John Cassidy on the Economics of Climate Change

I’m very

interested in the economics of climate change, and it’s great that John

Cassidy has an article on the subject in the May issue of Portfolio.

But I have to admit that I’m very disappointed in the tone that Cassidy decided

to take.

First, the headline – "Learning to Love Global Warming" –

is just dreadful. Global warming is not something that we should learn to love,

it’s something we should learn to fear and try to avoid.

Cassidy then leads off with a story about an unseasonably warm day in New York

this past winter:

With the temperature in the low 70s, the garden was thronged with people

in T-shirts and shorts. -After looking in astonishment at the pink blossoms

that had come out at least two months early, I did a quick cost-benefit analysis

of this presumed product of climate change.

I’m not sure who’s doing the presuming here: Cassidy knows full well that you

can’t draw a direct causal relationship between climate change in general and

a single warm winter’s day in particular. But if you’re going to take extreme

weather events and calculate their costs and benefits, it’s positively dishonest

to use a nice day in Brooklyn rather than, say, Hurricane Katrina.

Cassidy then launches into a list of the winners and losers from global climate

change. Here’s a list of the places he mentions: California’s Central Valley,

Florida, the Northeast [of the USA, which goes without saying], the Mediterranean,

Saint-Tropez, northwestern Europe, Scarborough. Here’s some of the places he

doesn’t mention: Africa. India. Bangladesh.

Any honest accounting of the effects of global climate change has to be, well,

global. And there’s simply no way that the benefits to Scarborough can offset

the costs to the 900 million people living in the Indo-Gangetic Plain, to take

just one example of an area which will be devastated by global warming.

Cassidy then quotes Yale’s Robert Mendelsohn talking about

the effects of mild global warming on countries in the polar region and in mid-latitudes,

and concluding that "warming benefits and damages will likely offset each

other until warming passes [4.5°F], and even then [the cost] will be far

smaller on net than originally thought."

I haven’t seen Mendelsohn’s sums. But it does seem that he’s taking a lot of

advantage from the fact that the world’s poor, who will bear most of the brunt

of global climate change, will also be the hardest hit. If Canada benefits and

India is severely damaged, the net effects in terms of GDP might "offset

each other", although I doubt it. But that doesn’t mean that the outcomes

are economically equivalent. After all, India has a lot more potential for future

growth than Canada does. And if you take into account the opportunity cost of

curtailing India’s future growth, I don’t think you can be quite as sanguine

as Mendelsohn appears to be.

Cassidy does dip his toe into the contentious question of discount rates, setting

up Sir Nicholas Stern on the one side and William Nordhaus

on the other. That’s fair enough, but I don’t think it’s fair to put John

Quiggin in the middle. Quiggin, as any reader of his will know, is

very much on

Stern’s side of the debate.

And although Cassidy does talk about preventing global warming as a useful

insurance policy, he does so thusly:

Statistically speaking, it is unlikely that a 40-year-old man will get run

over by a bus in a year’s time, but he takes out a policy just in case.

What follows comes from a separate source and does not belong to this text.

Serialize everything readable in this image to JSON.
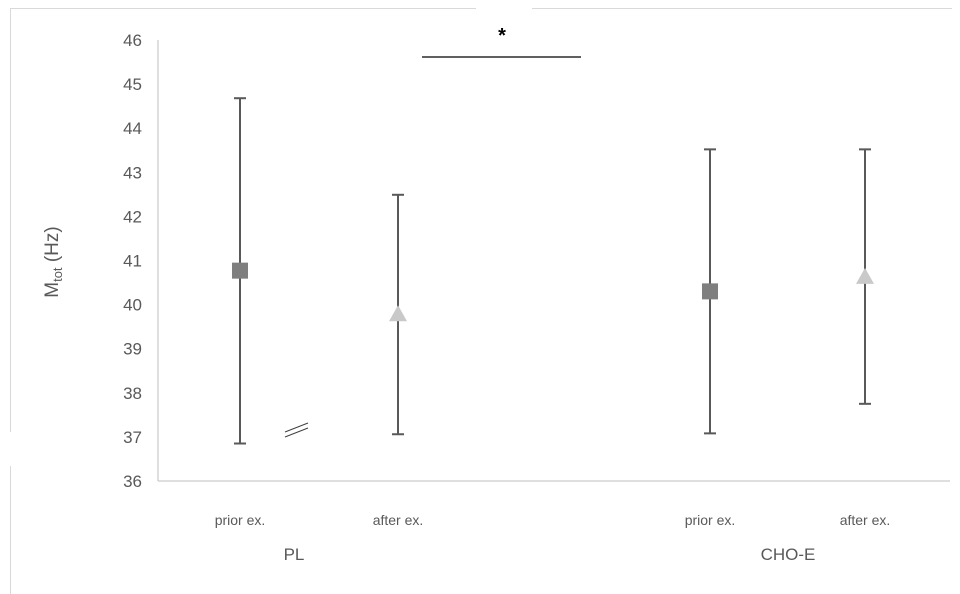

Similarly, there may be only a small probability that unchecked growth in

emissions would exacerbate global warming, but why take the risk?

No, John, there may not be "only a small probability that unchecked

growth in emissions would exacerbate global warming". In fact, there’s

is a pretty much a 100% probability that unchecked growth in emissions will

exacerbate global warming.

Cassidy tells us that he isn’t "secretly working for a corporate-funded

think tank that churns out skeptical studies on global warming". Maybe

he should be, if he keeps on writing stuff like this.